Le rapport entre individu et société a été d’emblée au centre
de la réflexion des moralistes de l’époque classique, et tous les
grands écrivains du XVIII e siècle avaient fait des enjeux de la
sociabilité l’une des constantes de leur enquête sur l’homme. Tout
en s’insérant, culturellement et stylistiquement, dans cette
tradition, Mme de Duras en modifiait la perspective en
introduisant dans son analyse des comportements sociaux –
comme avant elle Mme de Staël dans De l’Allemagne – la
dimension historique. Pour les moralistes classiques, l’homme et
la société répondaient à des lois immuables, et pour les
représentants des Lumières l’idée même de progrès s’inscrivait
dans la continuité ; mais c’est justement cette continuité que la
Révolution française voulait interrompre, en érigeant en mot
d’ordre la rupture avec le passé. Pour Mme de Duras, qui avait été
le témoin de la disparition du monde ancien et qui avait espéré le
voir renaître sur de nouvelles bases, Ourika était l’occasion de
montrer dans quelle mesure ce bouleversement historique avait
entamé les préjugés d’une société vieillie.

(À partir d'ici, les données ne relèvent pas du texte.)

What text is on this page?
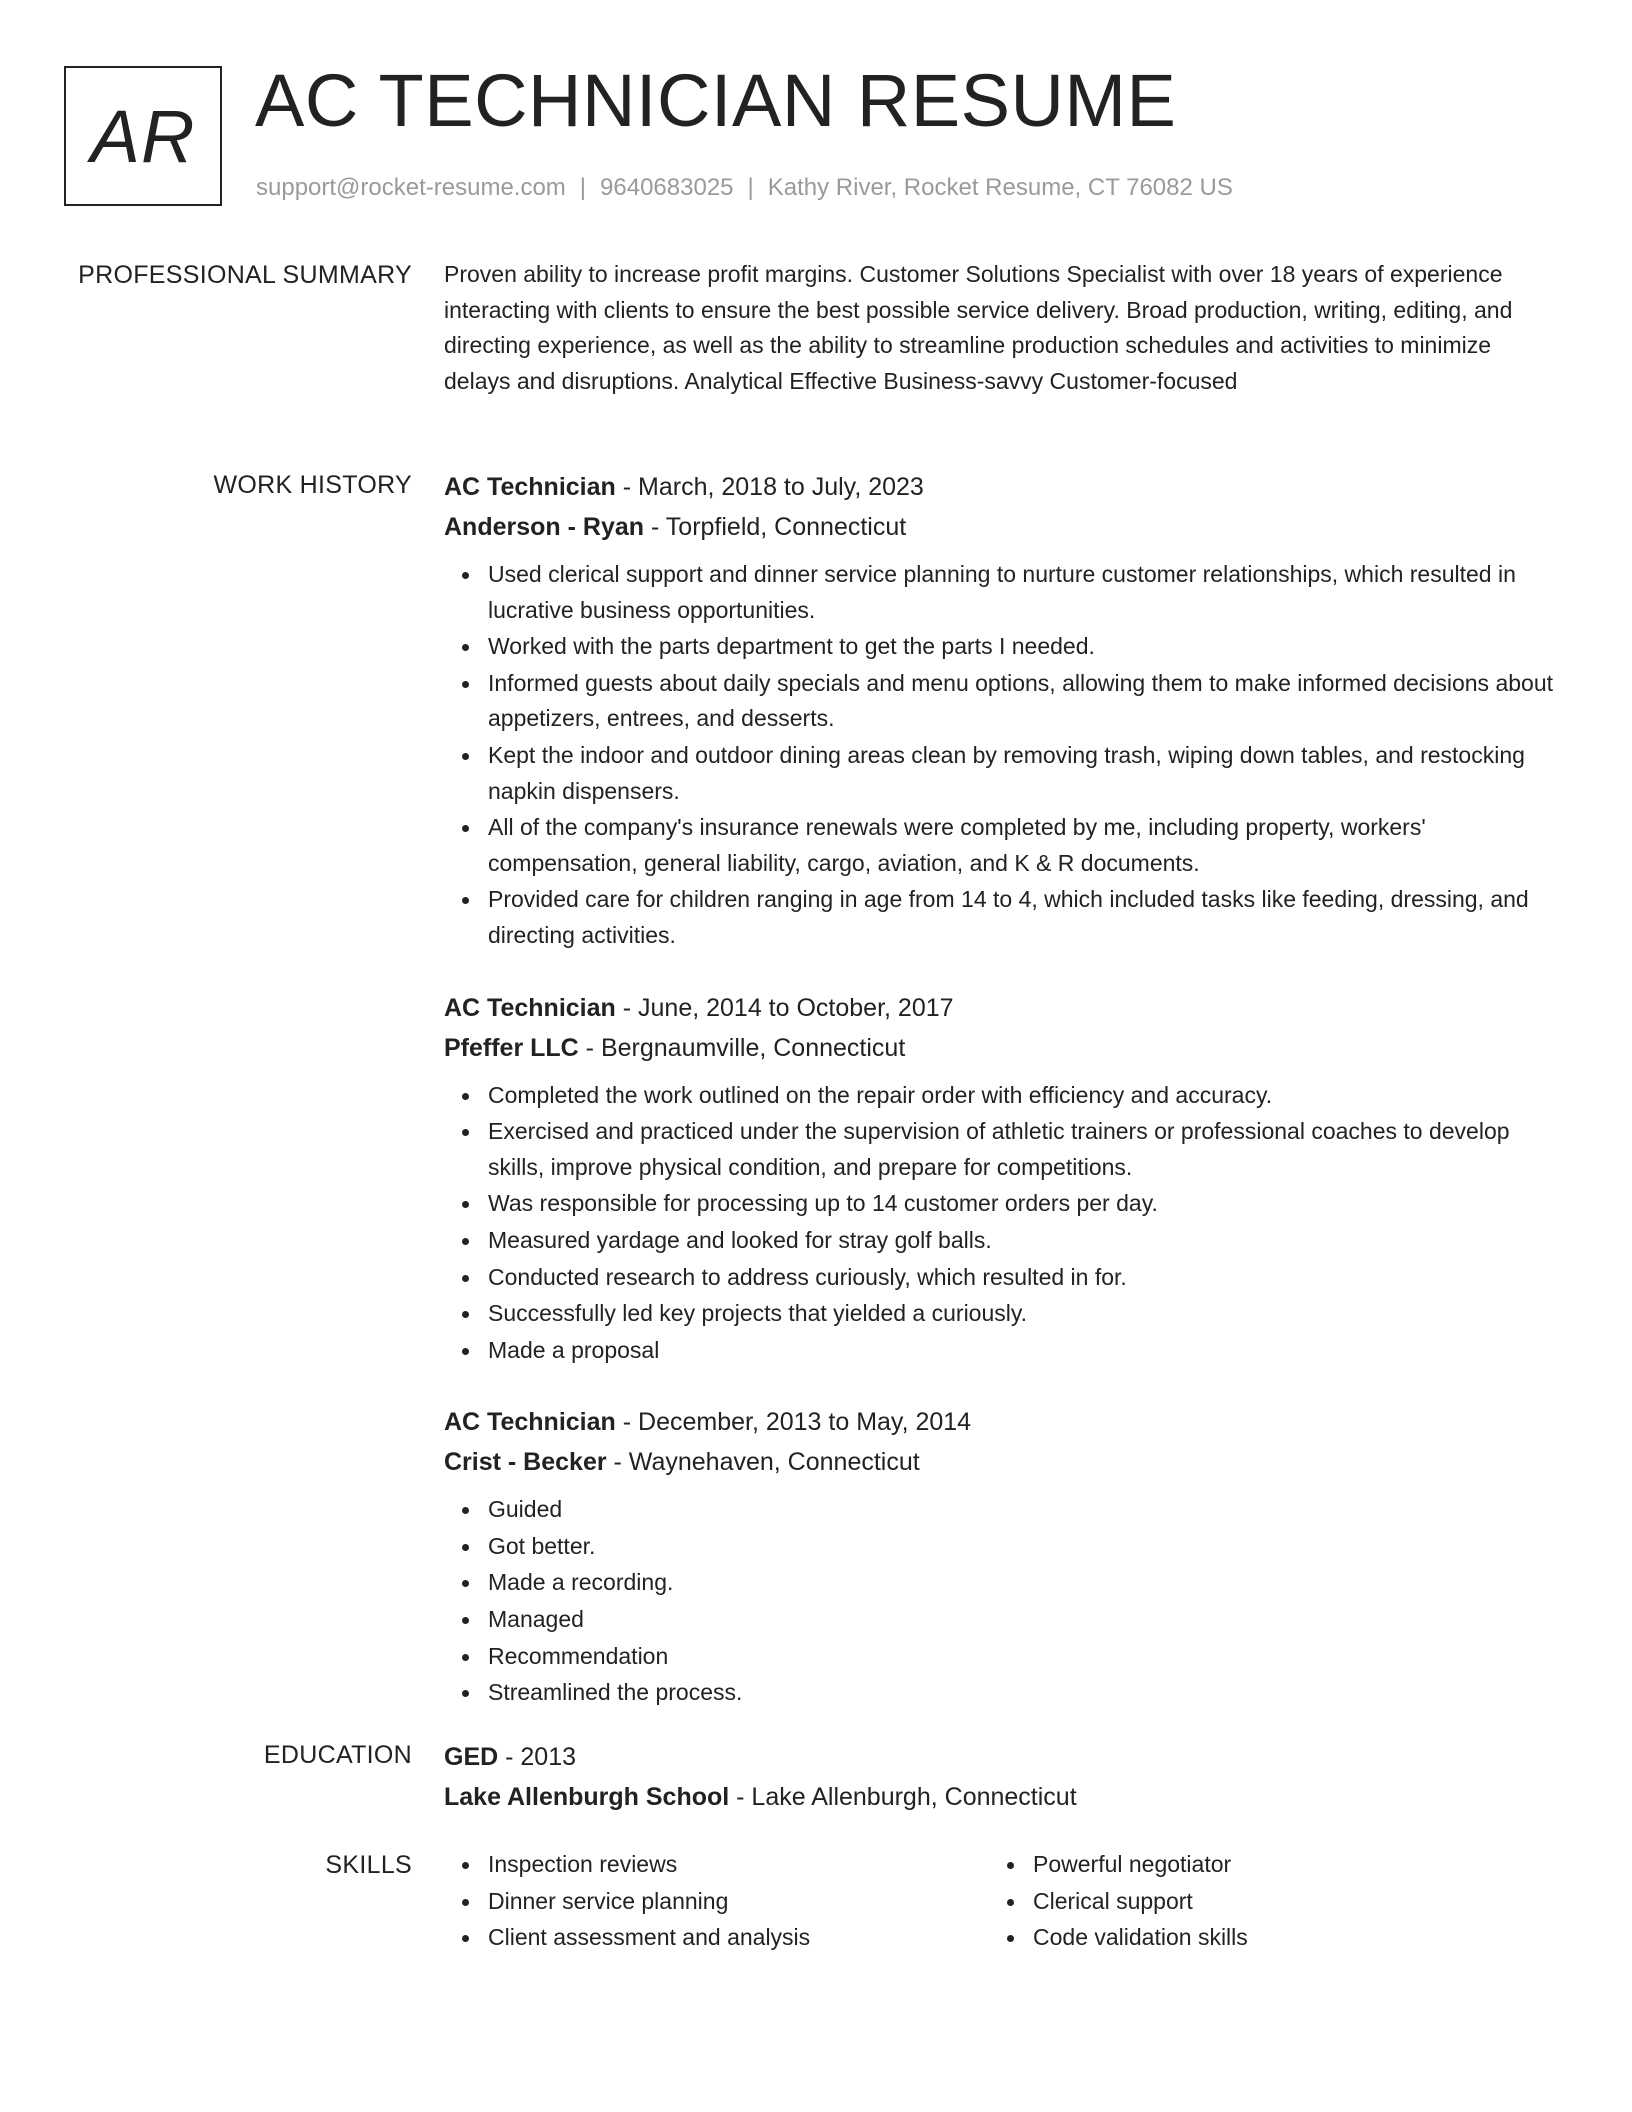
AR AC TECHNICIAN RESUME
support@rocket-resume.com | 9640683025 | Kathy River, Rocket Resume, CT 76082 US
PROFESSIONAL SUMMARY Proven ability to increase profit margins. Customer Solutions Specialist with over 18 years of experience interacting with clients to ensure the best possible service delivery. Broad production, writing, editing, and directing experience, as well as the ability to streamline production schedules and activities to minimize delays and disruptions. Analytical Effective Business-savvy Customer-focused
WORK HISTORY AC Technician - March, 2018 to July, 2023
Anderson - Ryan - Torpfield, Connecticut
Used clerical support and dinner service planning to nurture customer relationships, which resulted in lucrative business opportunities.
Worked with the parts department to get the parts I needed.
Informed guests about daily specials and menu options, allowing them to make informed decisions about appetizers, entrees, and desserts.
Kept the indoor and outdoor dining areas clean by removing trash, wiping down tables, and restocking napkin dispensers.
All of the company's insurance renewals were completed by me, including property, workers' compensation, general liability, cargo, aviation, and K & R documents.
Provided care for children ranging in age from 14 to 4, which included tasks like feeding, dressing, and directing activities.
AC Technician - June, 2014 to October, 2017
Pfeffer LLC - Bergnaumville, Connecticut
Completed the work outlined on the repair order with efficiency and accuracy.
Exercised and practiced under the supervision of athletic trainers or professional coaches to develop skills, improve physical condition, and prepare for competitions.
Was responsible for processing up to 14 customer orders per day.
Measured yardage and looked for stray golf balls.
Conducted research to address curiously, which resulted in for.
Successfully led key projects that yielded a curiously.
Made a proposal
AC Technician - December, 2013 to May, 2014
Crist - Becker - Waynehaven, Connecticut
Guided
Got better.
Made a recording.
Managed
Recommendation
Streamlined the process.
EDUCATION GED - 2013
Lake Allenburgh School - Lake Allenburgh, Connecticut
SKILLS	Inspection reviews
Dinner service planning
Client assessment and analysis
Powerful negotiator
Clerical support
Code validation skills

Ce n’est pas un hasard si Mme de Duras situe son histoire
dans le laps de temps qui va des dernières années de l’Ancien
Régime au début du XIX e siècle, ce qui lui permet de scander
son analyse en trois temps. Elle commence par évoquer, au fil des
souvenirs d’Ourika, le charme pluriséculaire d’un art de vivre
aristocratique qu’elle-même, sous la Restauration, devait s’efforcer
de faire revivre, tout en laissant transparaître les ambiguïtés et les
faiblesses qui en avaient entraîné la fin. Consciente du fait que ses
contemporains étaient très partagés à ce sujet, elle évite
manifestement de l’aborder de front. Maîtresse dans l’art des
nuances, forte de sa science mondaine, l’écrivain recourt à une
stratégie subtile et se borne à suggérer, à travers de rapides
touches savamment disséminées dans les replis de la narration, à
quel point l’esprit de tolérance et les idées philanthropiques dont
cette élite aristocratique avait fait étalage étaient velléitaires,
dénués de la conviction et de l’engagement nécessaires pour avoir
prise sur la réalité. À cet égard, nul n’est plus exemplaire de son
époque que Mme de B., généreuse mais imprévoyante, qui en
élevant Ourika comme sa propre fille ne considère pas les
conséquences de son choix. En dotant sa protégée de tous les
prérequis d’une solide culture mondaine, Mme de B. se donne
l’illusion de pouvoir « l’insérer dans la société » malgré la couleur
de sa peau, et ces « chimères207 » de grande dame placent Ourika
dans une situation psychologiquement insoutenable.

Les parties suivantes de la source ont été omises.